Igual se esmeraba en descubrir las motivaciones de sus interlocutores. Una tarde le comenté que a la hora del almuerzo, en la marcha, había cortado unas hojas de palma para sentarme a almorzar con mi compañera. Ella había sentido algo que se movía bajo su cuerpo. Al investigar con cautela, nos percatamos de que se trataba de una Cuatro narices, una víbora altamente venenosa.
Jojoy con camisa de civil. Foto: archivo Farc
No la vimos cuando elegimos el lugar. El Mono me preguntó de inmediato si la compañera tenía el período. Le dije que no. Entonces exclamó que en todo caso las mujeres tenían algo que repelía las serpientes. A mí me hubiera mordido. Al despedirme de él un rato después, me dijo que había entendido el porqué de mi historia. Estaba descalzo, reposando sus pies sobre unas hojas de palma. Usted quiso señalarme lo peligrosa que es esa práctica, ¿cierto?

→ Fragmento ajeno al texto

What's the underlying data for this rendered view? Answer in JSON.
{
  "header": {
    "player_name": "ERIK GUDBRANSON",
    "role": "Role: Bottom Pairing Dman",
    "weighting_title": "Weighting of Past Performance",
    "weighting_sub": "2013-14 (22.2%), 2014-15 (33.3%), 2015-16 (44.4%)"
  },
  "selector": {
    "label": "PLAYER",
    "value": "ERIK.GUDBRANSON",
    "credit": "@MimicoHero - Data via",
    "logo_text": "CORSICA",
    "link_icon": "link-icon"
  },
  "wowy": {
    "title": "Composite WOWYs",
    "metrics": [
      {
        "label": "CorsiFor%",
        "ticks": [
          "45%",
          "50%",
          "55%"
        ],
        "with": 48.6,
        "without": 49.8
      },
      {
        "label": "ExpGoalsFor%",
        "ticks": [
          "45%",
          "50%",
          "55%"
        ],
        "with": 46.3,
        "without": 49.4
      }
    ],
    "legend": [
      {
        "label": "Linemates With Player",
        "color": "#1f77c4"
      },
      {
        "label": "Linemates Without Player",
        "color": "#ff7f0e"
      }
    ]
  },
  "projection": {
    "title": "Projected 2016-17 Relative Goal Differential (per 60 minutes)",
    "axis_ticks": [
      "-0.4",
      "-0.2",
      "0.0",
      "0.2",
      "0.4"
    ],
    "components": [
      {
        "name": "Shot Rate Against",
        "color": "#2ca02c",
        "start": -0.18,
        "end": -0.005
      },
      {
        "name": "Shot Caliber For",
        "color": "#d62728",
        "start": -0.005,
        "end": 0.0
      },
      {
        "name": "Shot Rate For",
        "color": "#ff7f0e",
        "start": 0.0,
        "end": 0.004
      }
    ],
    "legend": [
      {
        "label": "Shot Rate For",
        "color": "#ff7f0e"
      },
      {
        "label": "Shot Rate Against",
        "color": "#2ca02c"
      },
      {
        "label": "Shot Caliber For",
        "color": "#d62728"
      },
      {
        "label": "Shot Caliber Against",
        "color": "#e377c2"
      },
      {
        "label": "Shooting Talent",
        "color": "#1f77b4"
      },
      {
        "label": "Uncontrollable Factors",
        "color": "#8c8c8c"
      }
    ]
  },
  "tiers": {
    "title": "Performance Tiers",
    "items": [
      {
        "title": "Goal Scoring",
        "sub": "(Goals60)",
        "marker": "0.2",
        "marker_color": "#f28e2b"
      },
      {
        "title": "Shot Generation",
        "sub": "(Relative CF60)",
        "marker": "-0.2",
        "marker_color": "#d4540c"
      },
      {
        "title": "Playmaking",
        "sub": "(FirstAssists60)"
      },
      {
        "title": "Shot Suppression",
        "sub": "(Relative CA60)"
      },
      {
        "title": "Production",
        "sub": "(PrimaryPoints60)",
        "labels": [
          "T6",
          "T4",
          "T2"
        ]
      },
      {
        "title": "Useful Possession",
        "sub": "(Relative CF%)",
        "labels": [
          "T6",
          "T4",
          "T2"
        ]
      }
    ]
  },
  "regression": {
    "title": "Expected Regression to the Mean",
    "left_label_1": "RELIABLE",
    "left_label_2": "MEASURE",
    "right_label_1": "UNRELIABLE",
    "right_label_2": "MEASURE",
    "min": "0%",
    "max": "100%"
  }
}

Yo ni siquiera había pensado en eso. Pero para él no cupo la menor duda. El día de aquel almuerzo, nos leyó varios mensajes radiales recibidos de otros miembros del Secretariado. Iván Márquez le había enviado un emotivo poema en el que le ofrecía un brindis por su cumpleaños. El Mono se refirió a él como un hombre demasiado sensible, al que guiaban sus sentimientos, no la razón.
En la guerra no se podía obrar así. En el poema Iván afirmaba que antes los guerrilleros decíamos tenemos que ser como el Che, pero ahora decíamos tenemos que ser como El Mono. Recuerdo que se rio. En su parecer esa adulación buscaba ablandarlo. Repetidamente, Iván, en nombre del Bloque Martín Caballero, había enviado mensajes pidiendo que el Bloque Oriental los ayudara, aportándoles tropas y dinero, porque pasaban por una situación muy difícil.
Ojalá yo tuviera un océano a mi disposición, y una frontera como la de Venezuela, comentó con sorna. Qué no haría. Enseguida sentenció que los lloriqueos de ese Bloque obedecían a la incapacidad de sus mandos. Los invitados nos miramos sorprendidos y en silencio. El único que se atrevía a hablar así en las Farc era él. La palabra fracaso no tenía cabida en su mente, llamaba cobardes a los que vacilaban para asumir los retos, la modestia no era su fuerte.